Mary Cooks: Tempura

Tempura is deceptively simple. The batter consists of just a few ingredients, and you don't even have to mix it thoroughly. It's one of my favorite foods, so, armed with explicit instructions from the Japanese Food section of, I embarked on another cooking adventure.

Mis en place

Veggies prepped

As always, first I prepped my veg. I selected carrot, zucchini, and red bell pepper. I cut them into sticks as the restaurant tempura I've found easiest to eat has been in this shape. According to, all you need is 1 egg, 1 cup ice water, and 1 cup flour. Beat the egg and then gently mix in the water and flour.

I think this looks about right

Once I had my batter, I heated a inch or two of oil in a heavy skillet. I used small kitchen tongs to dredge my veg through the batter and place in the hot oil and then placed the cooked tempura on a plate lined with paper towel.

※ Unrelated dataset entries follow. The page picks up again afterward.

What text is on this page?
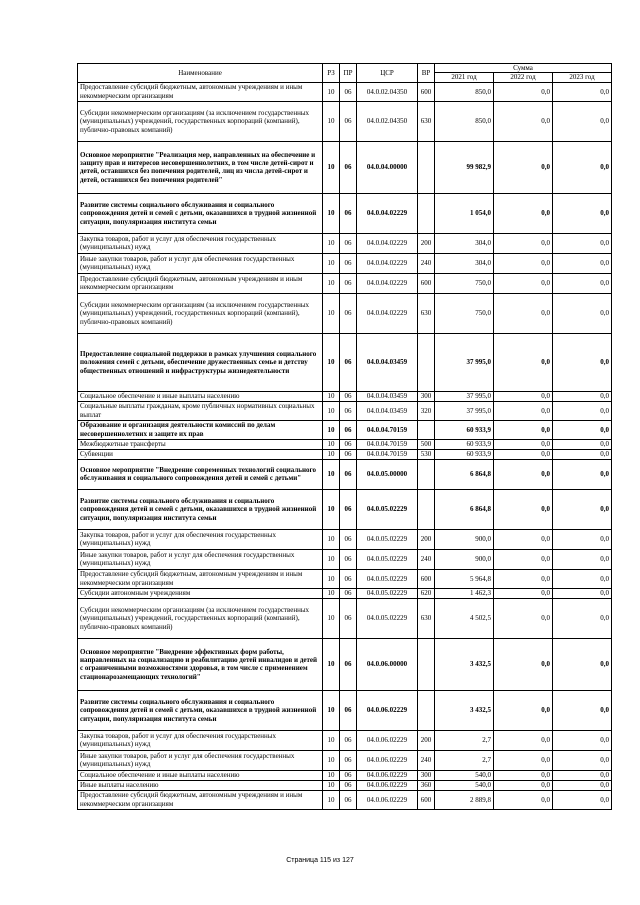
Наименование	РЗ	ПР	ЦСР	ВР	Сумма		
					2021 год	2022 год	2023 год
Предоставление субсидий бюджетным, автономным учреждениям и иным некоммерческим организациям	10	06	04.0.02.04350	600	850,0	0,0	0,0
Субсидии некоммерческим организациям (за исключением государственных (муниципальных) учреждений, государственных корпораций (компаний), публично-правовых компаний)	10	06	04.0.02.04350	630	850,0	0,0	0,0
Основное мероприятие "Реализация мер, направленных на обеспечение и защиту прав и интересов несовершеннолетних, в том числе детей-сирот и детей, оставшихся без попечения родителей, лиц из числа детей-сирот и детей, оставшихся без попечения родителей"	10	06	04.0.04.00000		99 982,9	0,0	0,0
Развитие системы социального обслуживания и социального сопровождения детей и семей с детьми, оказавшихся в трудной жизненной ситуации, популяризация института семьи	10	06	04.0.04.02229		1 054,0	0,0	0,0
Закупка товаров, работ и услуг для обеспечения государственных (муниципальных) нужд	10	06	04.0.04.02229	200	304,0	0,0	0,0
Иные закупки товаров, работ и услуг для обеспечения государственных (муниципальных) нужд	10	06	04.0.04.02229	240	304,0	0,0	0,0
Предоставление субсидий бюджетным, автономным учреждениям и иным некоммерческим организациям	10	06	04.0.04.02229	600	750,0	0,0	0,0
Субсидии некоммерческим организациям (за исключением государственных (муниципальных) учреждений, государственных корпораций (компаний), публично-правовых компаний)	10	06	04.0.04.02229	630	750,0	0,0	0,0
Предоставление социальной поддержки в рамках улучшения социального положения семей с детьми, обеспечение дружественных семье и детству общественных отношений и инфраструктуры жизнедеятельности	10	06	04.0.04.03459		37 995,0	0,0	0,0
Социальное обеспечение и иные выплаты населению	10	06	04.0.04.03459	300	37 995,0	0,0	0,0
Социальные выплаты гражданам, кроме публичных нормативных социальных выплат	10	06	04.0.04.03459	320	37 995,0	0,0	0,0
Образование и организация деятельности комиссий по делам несовершеннолетних и защите их прав	10	06	04.0.04.70159		60 933,9	0,0	0,0
Межбюджетные трансферты	10	06	04.0.04.70159	500	60 933,9	0,0	0,0
Субвенции	10	06	04.0.04.70159	530	60 933,9	0,0	0,0
Основное мероприятие "Внедрение современных технологий социального обслуживания и социального сопровождения детей и семей с детьми"	10	06	04.0.05.00000		6 864,8	0,0	0,0
Развитие системы социального обслуживания и социального сопровождения детей и семей с детьми, оказавшихся в трудной жизненной ситуации, популяризация института семьи	10	06	04.0.05.02229		6 864,8	0,0	0,0
Закупка товаров, работ и услуг для обеспечения государственных (муниципальных) нужд	10	06	04.0.05.02229	200	900,0	0,0	0,0
Иные закупки товаров, работ и услуг для обеспечения государственных (муниципальных) нужд	10	06	04.0.05.02229	240	900,0	0,0	0,0
Предоставление субсидий бюджетным, автономным учреждениям и иным некоммерческим организациям	10	06	04.0.05.02229	600	5 964,8	0,0	0,0
Субсидии автономным учреждениям	10	06	04.0.05.02229	620	1 462,3	0,0	0,0
Субсидии некоммерческим организациям (за исключением государственных (муниципальных) учреждений, государственных корпораций (компаний), публично-правовых компаний)	10	06	04.0.05.02229	630	4 502,5	0,0	0,0
Основное мероприятие "Внедрение эффективных форм работы, направленных на социализацию и реабилитацию детей инвалидов и детей с ограниченными возможностями здоровья, в том числе с применением стационарозамещающих технологий"	10	06	04.0.06.00000		3 432,5	0,0	0,0
Развитие системы социального обслуживания и социального сопровождения детей и семей с детьми, оказавшихся в трудной жизненной ситуации, популяризация института семьи	10	06	04.0.06.02229		3 432,5	0,0	0,0
Закупка товаров, работ и услуг для обеспечения государственных (муниципальных) нужд	10	06	04.0.06.02229	200	2,7	0,0	0,0
Иные закупки товаров, работ и услуг для обеспечения государственных (муниципальных) нужд	10	06	04.0.06.02229	240	2,7	0,0	0,0
Социальное обеспечение и иные выплаты населению	10	06	04.0.06.02229	300	540,0	0,0	0,0
Иные выплаты населению	10	06	04.0.06.02229	360	540,0	0,0	0,0
Предоставление субсидий бюджетным, автономным учреждениям и иным некоммерческим организациям	10	06	04.0.06.02229	600	2 889,8	0,0	0,0
Страница 115 из 127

Carrot tempura cooling while zucchini cooks in the background

And I learned the complexities of tempura that reflect its true nature. My tempura was soggy. Not greasy, but.....soggy. This can result from several factors, including over-mixing the batter, not using cold enough water, too much excess moisture in the veg, and not laying the cooked tempura in a single layer to cool. This can also be prevented by paying closer attention to all of those things, and by adding a little potato starch to the batter.  Even so, I was pleased enough with the results to pack up the left overs for lunch tomorrow.

I also prepared a little meat to accompany my tempura. Last year, I went to the Towson location of Pho Dat Thanh and had caramel fish for the first time. I've been fascinated with it ever since. I attempted to recreate the flavor of that dish this evening. I used chicken instead of fish and set bite-sized pieces to marinade in soy sauce liberally seasoned with ginger and pepper while I cooked my tempura.

Chicken in ginger soy sauce marinade

To get the caramel flavor, I preheated my pan but I let it get really hot. I then added the chicken and all of the marinade, followed quickly with about half a cup of water. I reduced the heat and let it come up to a boil, then added some sugar. When the liquid was reduced by half, I added some of Sunday's left over rice and let it simmer until the rice was sufficiently reheated. The sauce thickened as it cooked down.

The sauce thickening as it cooks down

The result was a very gingery brown sauce with a slight hint of caramel. Unlike the soggy tempura, the caramel chicken was a definite success.